Part mystery, part romance, part adolescent fantasy, the latest from Tremain (Sacred Country, 1993, etc.) features a 13-year-old English boy who turns supersleuth when his first love, a much older best-selling writer, is kidnaped in Paris. Young Lewis Little’s frostily beautiful mother Alice, a translator, has been summoned to Paris for the summer to live with popular romance writer Valentina Gavrilovich and work on her new book, so Lewis comes along to sharpen his French. It’s not his language skills that grow, however, but his lust as he’s captivated by the rounded form and exotic qualities of his Russian ÇmigrÇ hostess. While Alice begins an affair, leaving him to his own devices, Lewis focuses his overcharged imagination, like a heat-seeking missile, on Valentina. . . but then she disappears. Alice is content to report the matter to the police and resume her liaison, but Lewis sets out to save the woman he loves. Thinking at first that her Russian lover somehow dragged her back to Moscow, Lewis soon picks up another trail by piecing together clues from Valentina’s housekeeper, her neighbor, and the files on her computer (which he reads before the police take them away).
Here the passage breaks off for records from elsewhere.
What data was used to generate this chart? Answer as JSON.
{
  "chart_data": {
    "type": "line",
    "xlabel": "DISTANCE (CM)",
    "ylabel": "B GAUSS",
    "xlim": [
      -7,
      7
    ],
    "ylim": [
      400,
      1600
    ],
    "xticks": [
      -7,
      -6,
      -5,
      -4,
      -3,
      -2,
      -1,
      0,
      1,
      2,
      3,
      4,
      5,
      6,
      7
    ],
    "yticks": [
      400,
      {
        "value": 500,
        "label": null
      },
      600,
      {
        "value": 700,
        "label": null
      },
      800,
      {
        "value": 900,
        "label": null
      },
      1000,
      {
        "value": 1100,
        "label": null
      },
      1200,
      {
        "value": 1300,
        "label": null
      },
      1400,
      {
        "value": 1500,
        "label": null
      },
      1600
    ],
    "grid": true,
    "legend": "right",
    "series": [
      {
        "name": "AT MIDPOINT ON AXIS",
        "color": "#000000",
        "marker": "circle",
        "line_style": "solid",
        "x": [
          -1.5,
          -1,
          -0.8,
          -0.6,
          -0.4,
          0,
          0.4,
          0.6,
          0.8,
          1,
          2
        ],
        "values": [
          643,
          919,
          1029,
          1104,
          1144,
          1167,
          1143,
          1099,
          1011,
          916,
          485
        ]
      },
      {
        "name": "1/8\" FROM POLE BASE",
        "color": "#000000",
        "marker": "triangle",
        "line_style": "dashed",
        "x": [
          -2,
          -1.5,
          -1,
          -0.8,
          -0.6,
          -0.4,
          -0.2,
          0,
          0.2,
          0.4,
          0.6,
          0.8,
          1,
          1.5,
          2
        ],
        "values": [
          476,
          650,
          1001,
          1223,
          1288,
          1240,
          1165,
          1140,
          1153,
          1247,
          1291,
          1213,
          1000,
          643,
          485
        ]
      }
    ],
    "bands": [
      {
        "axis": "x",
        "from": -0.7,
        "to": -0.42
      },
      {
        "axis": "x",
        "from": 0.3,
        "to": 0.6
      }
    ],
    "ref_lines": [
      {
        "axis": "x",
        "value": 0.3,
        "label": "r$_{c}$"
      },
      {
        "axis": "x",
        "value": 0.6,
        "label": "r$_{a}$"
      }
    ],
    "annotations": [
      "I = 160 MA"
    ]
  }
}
He gets close enough to her to receive a threat, and when that doesn’t deter him, he’s abducted himself. Held captive in the same rundown farmhouse as his love, Lewis makes the most of the chance to have her all to himself, talking nonstop with her through a hole in the wall between them while he plans their escape. Unfortunately, his fantasy-come-true in confinement fades in the harsh light of subsequent events. An adolescent world emerges here that is wonderfully complete, melding with adult preoccupations in ways both subtle and seductive. The result is riveting.